TransferRoom to coś w stylu piłkarskiego Tindera. Klub X wystawia swoje ogłoszenie z oczekiwaniami i możliwościami, a piłkarze zgłaszają się do platformy i proponują swoje CV. Jeśli obie strony będą zainteresowane współpracą, to portal łączy ich ze sobą. Z TransferRoomu korzysta m.in. Lech Poznań. I Kolejorz szuka tam piłkarzy na cztery pozycje za łączną sumę trzech milionów euro.
O samym TransferRoomie pisaliśmy całkiem niedawno większy tekst, więc nie będzie wyjaśniać tajników pracy tej platformy ponownie. Niemniej z tego co słyszymy – kilka polskich klubów rozpoczęło już na nim poszukiwania letnich wzmocnień.
Między innymi Lech Poznań. Piotr Rutkowski w wywiadzie dla Sportowych Faktów zadeklarował dziś, że Lech latem wyda na transfery najwięcej kasy ze wszystkich polskich klubów. I z tego co słyszymy – za deklaracją mają pójść też czyny, choć z drugiej strony – dziwna jest taka deklaracja, gdy nie zna się planów innych ekstraklasowych ekip.

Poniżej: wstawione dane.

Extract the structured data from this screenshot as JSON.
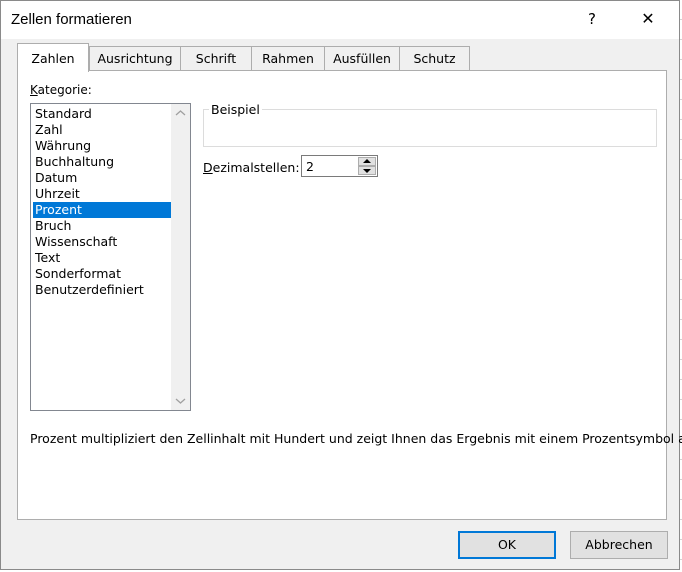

Tak czy siak – Lech też szuka piłkarzy na futbolowym Tinderze. Ile ma do wydania i jakie pozycje go interesują? Kolejorz szuka lewego obrońcy, prawego obrońcy oraz skrzydłowego i ofensywnego pomocnika. Za defensorów może zapłacić po około pół miliona euro. Na obu pomocników z kolei poznaniacy przeznaczyli w budżecie milion euro. Ponadto dla każdego z tych piłkarzy w budżecie płacowym jest przewidziana pensja rzędu 250 tysięcy euro rocznie. Czyli na poziomie najlepiej aktualnie zarabiających piłkarzy Lecha.
Sporo mówi się ostatnio o tym, ze Lech miałby też być zainteresowany Makaną Baku, który nie zostanie wykupiony przez Wartę Poznań. Ale z tego co słyszymy – Holstein Kiel oczekuje za skrzydłowego większych pieniędzy niż milion euro. Sama pensja piłkarza nie byłaby problemem. Ponadto Baku na ten moment niezbyt ochoczo spogląda na transfer definitywny do Ekstraklasy. Wolałby zostać w Niemczech.